Documentation of patient reason(s) for not prescribing a long-acting inhaled bronchodilator
HCPCS code
Name of the Procedure:
HCPCS G9697 - Documentation of Patient Reason(s) for Not Prescribing a Long-Acting Inhaled Bronchodilator
Summary
This procedure involves documenting the specific reasons why a long-acting inhaled bronchodilator was not prescribed to a patient. This typically includes patient-specific considerations such as preferences, clinical contraindications, or situations where the inhaler is not suitable.
Purpose
The purpose of this documentation is to provide a clear rationale for not prescribing a long-acting inhaled bronchodilator, ensuring accurate medical records and aiding in the continuity of care. It addresses:
- Ensuring patient safety
- Honoring patient preferences
- Justifying clinical decisions
Indications
This procedure is indicated when:
- A patient is unable or unwilling to use a long-acting inhaled bronchodilator due to specific reasons.
- Clinical contraindications exist that make the use of such medications unsafe for the patient.
- Alternative treatment options are more suitable for the patient's condition.
Patient criteria include:
- Documented allergies or adverse reactions to the bronchodilator
- Patient refusal or non-compliance concerns
- Comorbid conditions that contraindicate the use of bronchodilators
Preparation
Patients should:
- Discuss their medical history and medication preferences with their healthcare provider.
- Undergo necessary assessments to determine the appropriateness of a long-acting inhaled bronchodilator.
Procedure Description
- Initial Assessment: Conduct a thorough patient history and clinical assessment.

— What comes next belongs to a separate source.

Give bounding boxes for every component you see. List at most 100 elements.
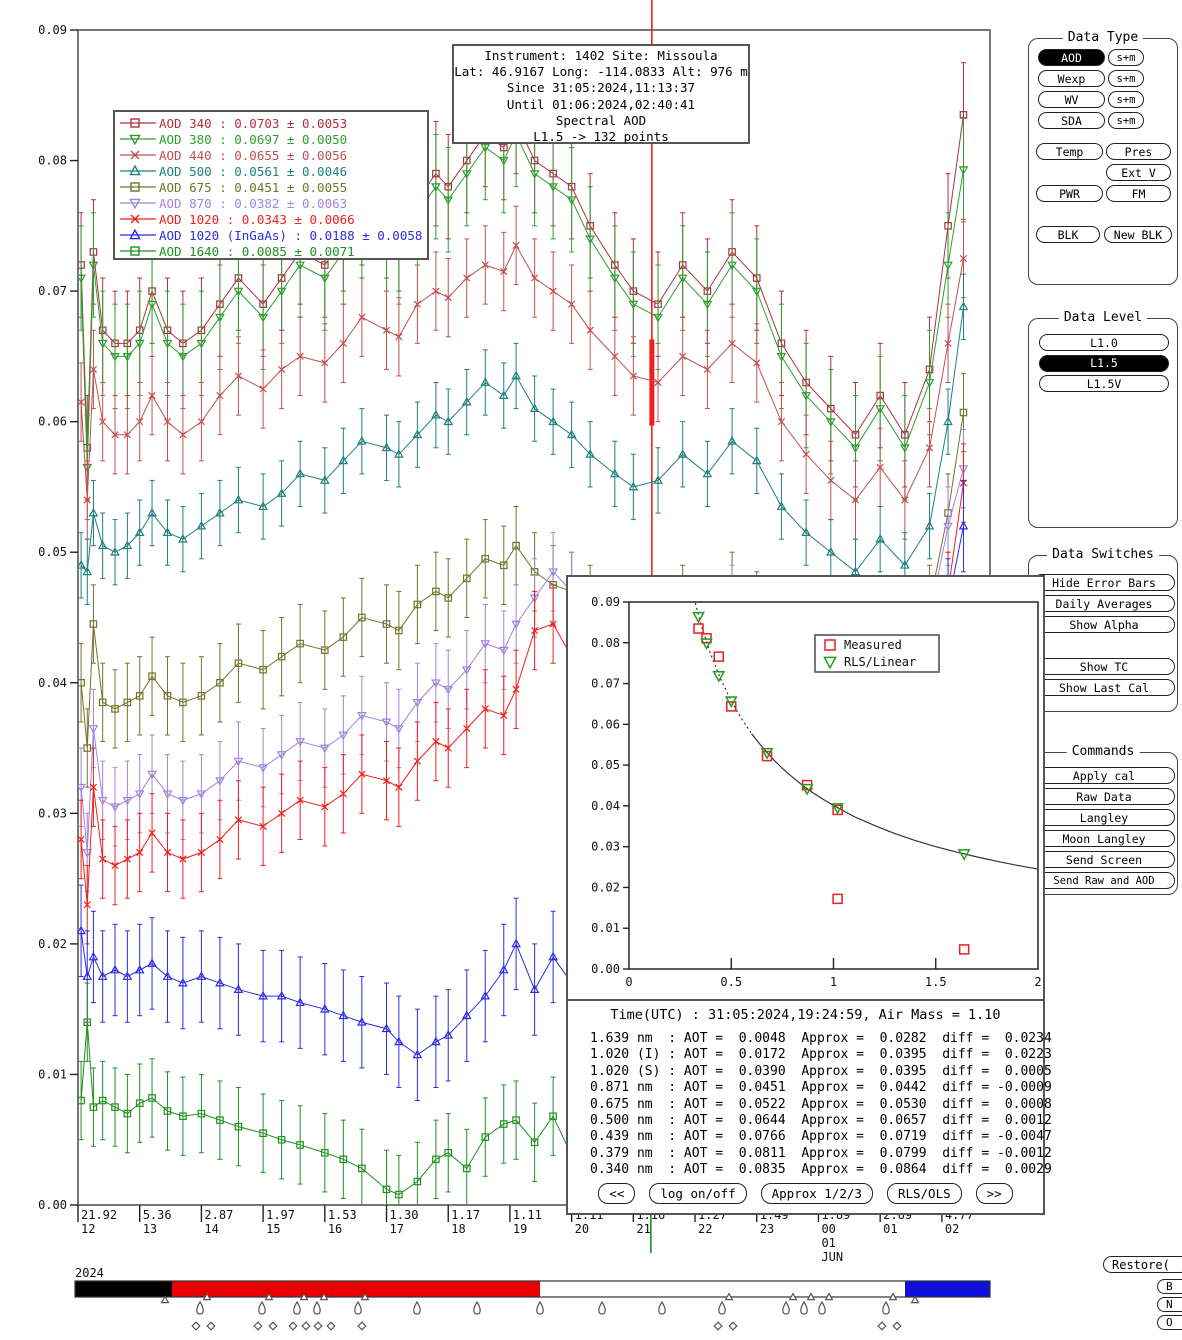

- Discussion: Engage in a detailed discussion with the patient regarding the benefits and risks of using a long-acting inhaled bronchodilator.
- Documentation: Clearly document the patient's reason(s) for not prescribing the medication, including any contraindications, preferences, or other relevant factors.
- Alternative Planning: Explore and document alternative treatment options discussed with the patient.
Tools/Equipment:
- Electronic Health Record (EHR) system for documentation
- Standard clinical assessment tools
Duration
The documentation process typically takes 10-15 minutes, depending on the complexity of the case.
Setting
The procedure is usually performed in:
- Outpatient clinic
- Physician's office
- Hospital setting during a patient visit
Personnel
- Primary Care Physician
- Pulmonologist
- Nurse Practitioner or Physician Assistant
- Medical Assistants
Risks and Complications
Minimal risks are associated with the documentation procedure itself. The primary risks involve:
- Incomplete or erroneous documentation leading to suboptimal patient care
- Legal or compliance issues if documentation is not thorough
Benefits
The primary benefit is ensuring that patient care decisions are well-documented and justified, leading to improved patient safety and continuity of care. Benefits are often immediate as they aid in clinical decision-making and future care planning.
Recovery
No recovery period is needed as this is a documentation procedure.
Alternatives
- Directly prescribing a different class of medication
- Referring to a specialist for further evaluation and alternative treatment options
Pros and Cons:
- Pros: Better alignment with patient preferences and safety.
- Cons: May require more time to find an appropriate alternative treatment.
Patient Experience
During the discussion and documentation:
- The patient might experience relief knowing their preferences are considered.
- Patients should feel comfortable discussing any concerns and know that these are taken seriously.
Pain management and comfort measures are not applicable as this is a non-invasive documentation procedure.